Non si trovano farmacisti, allarme chiusure anche in Trentino: «Numero chiuso in facoltà e carichi di lavoro ci mettono in crisi»
Il periodo del covid, con il super-lavoro dei tamponi, mette in difficoltà i punti vendita: i giovani sono pochi, e poi restano poco perchè sono molto contesi
TRENTO. Non siamo ai livelli di Bolzano, dove ha dovuto addirittura chiudere, fino alla fine di maggio, la farmacia di piazza Domenicani, ma anche a Trento e in provincia, dove non ci sono i problemi di bilinguismo che complicano le situazioni, la carenza di farmacisti disposti a lavorare dietro al bancone è un problema.
Problema non del tutto nuovo, ma che si è acuito in tempi di pandemia e in particolare negli ultimi mesi, quando i test di positività con tampone nasale sono diventati di largo utilizzo e affidati appunto in prima battuta proprio ai farmacisti.

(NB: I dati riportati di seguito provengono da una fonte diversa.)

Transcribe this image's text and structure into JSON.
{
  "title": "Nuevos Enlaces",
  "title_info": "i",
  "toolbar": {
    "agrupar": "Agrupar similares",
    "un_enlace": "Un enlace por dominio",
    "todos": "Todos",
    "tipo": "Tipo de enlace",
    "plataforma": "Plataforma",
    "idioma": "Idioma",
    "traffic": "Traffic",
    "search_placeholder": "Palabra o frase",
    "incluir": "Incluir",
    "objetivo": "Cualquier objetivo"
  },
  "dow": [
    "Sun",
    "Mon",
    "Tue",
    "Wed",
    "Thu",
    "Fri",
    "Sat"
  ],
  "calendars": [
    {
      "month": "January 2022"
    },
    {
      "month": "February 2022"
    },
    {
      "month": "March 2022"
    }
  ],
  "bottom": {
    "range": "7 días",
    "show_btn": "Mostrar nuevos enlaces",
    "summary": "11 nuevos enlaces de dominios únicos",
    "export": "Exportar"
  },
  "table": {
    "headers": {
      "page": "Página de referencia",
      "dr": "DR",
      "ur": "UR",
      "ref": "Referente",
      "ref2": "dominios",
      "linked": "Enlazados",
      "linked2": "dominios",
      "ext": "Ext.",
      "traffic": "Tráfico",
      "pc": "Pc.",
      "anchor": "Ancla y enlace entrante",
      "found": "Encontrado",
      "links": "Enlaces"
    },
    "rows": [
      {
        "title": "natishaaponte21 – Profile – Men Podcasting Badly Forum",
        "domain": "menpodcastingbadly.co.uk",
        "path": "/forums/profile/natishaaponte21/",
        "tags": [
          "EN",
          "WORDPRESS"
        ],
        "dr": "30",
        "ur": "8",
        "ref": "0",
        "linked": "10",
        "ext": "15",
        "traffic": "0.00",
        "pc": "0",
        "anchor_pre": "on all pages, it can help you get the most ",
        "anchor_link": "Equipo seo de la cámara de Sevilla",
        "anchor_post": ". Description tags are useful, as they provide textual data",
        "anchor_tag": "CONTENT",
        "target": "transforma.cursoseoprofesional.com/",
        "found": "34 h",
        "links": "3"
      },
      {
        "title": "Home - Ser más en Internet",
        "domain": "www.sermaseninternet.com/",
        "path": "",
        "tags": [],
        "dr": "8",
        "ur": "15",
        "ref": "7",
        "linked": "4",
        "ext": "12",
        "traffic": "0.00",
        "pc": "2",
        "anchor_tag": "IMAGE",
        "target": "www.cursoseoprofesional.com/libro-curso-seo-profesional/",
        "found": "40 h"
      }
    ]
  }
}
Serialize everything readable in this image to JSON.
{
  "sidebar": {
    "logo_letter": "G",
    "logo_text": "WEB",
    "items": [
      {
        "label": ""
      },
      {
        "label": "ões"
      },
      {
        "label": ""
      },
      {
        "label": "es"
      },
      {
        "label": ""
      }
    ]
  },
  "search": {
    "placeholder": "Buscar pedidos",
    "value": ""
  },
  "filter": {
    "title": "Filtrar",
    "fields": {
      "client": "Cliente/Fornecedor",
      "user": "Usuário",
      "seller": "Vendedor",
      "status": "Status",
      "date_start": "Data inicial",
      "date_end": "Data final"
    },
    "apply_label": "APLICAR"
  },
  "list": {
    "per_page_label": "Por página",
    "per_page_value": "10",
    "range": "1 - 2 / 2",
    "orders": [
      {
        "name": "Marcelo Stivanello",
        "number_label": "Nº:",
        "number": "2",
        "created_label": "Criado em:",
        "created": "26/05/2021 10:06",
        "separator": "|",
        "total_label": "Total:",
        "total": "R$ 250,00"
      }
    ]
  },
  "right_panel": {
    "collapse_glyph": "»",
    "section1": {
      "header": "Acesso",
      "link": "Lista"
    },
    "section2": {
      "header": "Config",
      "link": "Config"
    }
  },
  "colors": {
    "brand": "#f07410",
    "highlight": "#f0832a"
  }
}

«È stato un momento in cui effettivamente la richiesta è stata pressante e la ricerca affannosa da parte dei titolari» conferma Tiziana Dal Lago, presidente dell'Ordine provinciale. A questo si è aggiunto il fatto che il coronavirus ha colpito molto la categoria, per ovvi motivi particolarmente esposta, e le assenze per malattia sono state numerose. Non è stato e non è insomma un periodo semplice per le circa 150 farmacie trentine.I motivi di questi buchi di organico difficilmente colmabili sono diversi. C'è innanzitutto un problema di cattiva programmazione simile a quella delle professioni sanitarie. Per diventare farmacisti si deve seguire un corso universitario di cinque anni a cui si accede con test di accesso e di solito con numero programmato. Per il prossimo anno accademico la Fofi, federazione nazionale degli ordini dei farmacisti, ha chiesto alle realtà locali i dati sul fabbisogno futuro. Ma, ammesso che si riescano a fare stime corrette, ci vorrà qualche anno per avere a disposizione nuove professionalità disponibili e in questo momento è in atto un ricambio generazionale che sta sguarnendo i ranghi.
«Oltre alla programmazione sbagliata del passato - spiega Dal Lago - va detto che molti farmacisti laureati fanno anche scelte diverse, andando a lavorare in aziende o in altri settori. La farmacia è un lavoro impegnativo, specie per le donne che sono la maggioranza e che costrette all'orario spezzato fanno fatica a conciliare lavoro e famiglia».
Il concetto dello scarso appeal del lavoro nei punti vendita è confermato anche da Lorenzo Arnoldi, direttore delle Farmacie comunali. Oltre a questo e al tema del ricambio generazionale nelle farmacie pubbliche un altro fattore che rende difficile mantenere in casa le professionalità acquisite è la concorrenza del settore privato, sia farmaceutico che parafarmaceutico, che sta assorbendo più forza lavoro rispetto al passato.
Su una sessantina di addetti in organico le Farmacie comunali hanno visto una quindicina di dipendenti andare in pensione negli ultimi due anni, rimpiazzati a fatica con selezioni che vengono ripetute ogni pochi mesi. L'ultima, fatta in gennaio, metteva in palio tre posti a tempo indeterminato e si sono presentati appena quattro candidati.
Ma poi non è detto che tutti i selezionati rimangano, e rimangano a lungo. «Siamo sempre in cerca - spiega Arnoldi - e per assegnare posti anche a tempo determinato che coprano le esigenze contingenti continuiamo a valutare i curricula che ci mandano e a cercare disponibilità». In questo momento in organico i farmacisti sono una sessantina e bene o male soddisfano le necessità. «Ma se trovassimo altre tre o quattro persone saremmo più tranquilli - ammette Arnoldi - anche se siamo tutto sommato fiduciosi di riuscire a "scollinare", superando il momento più difficile e arrivando a stabilizzarci entro l'autunno».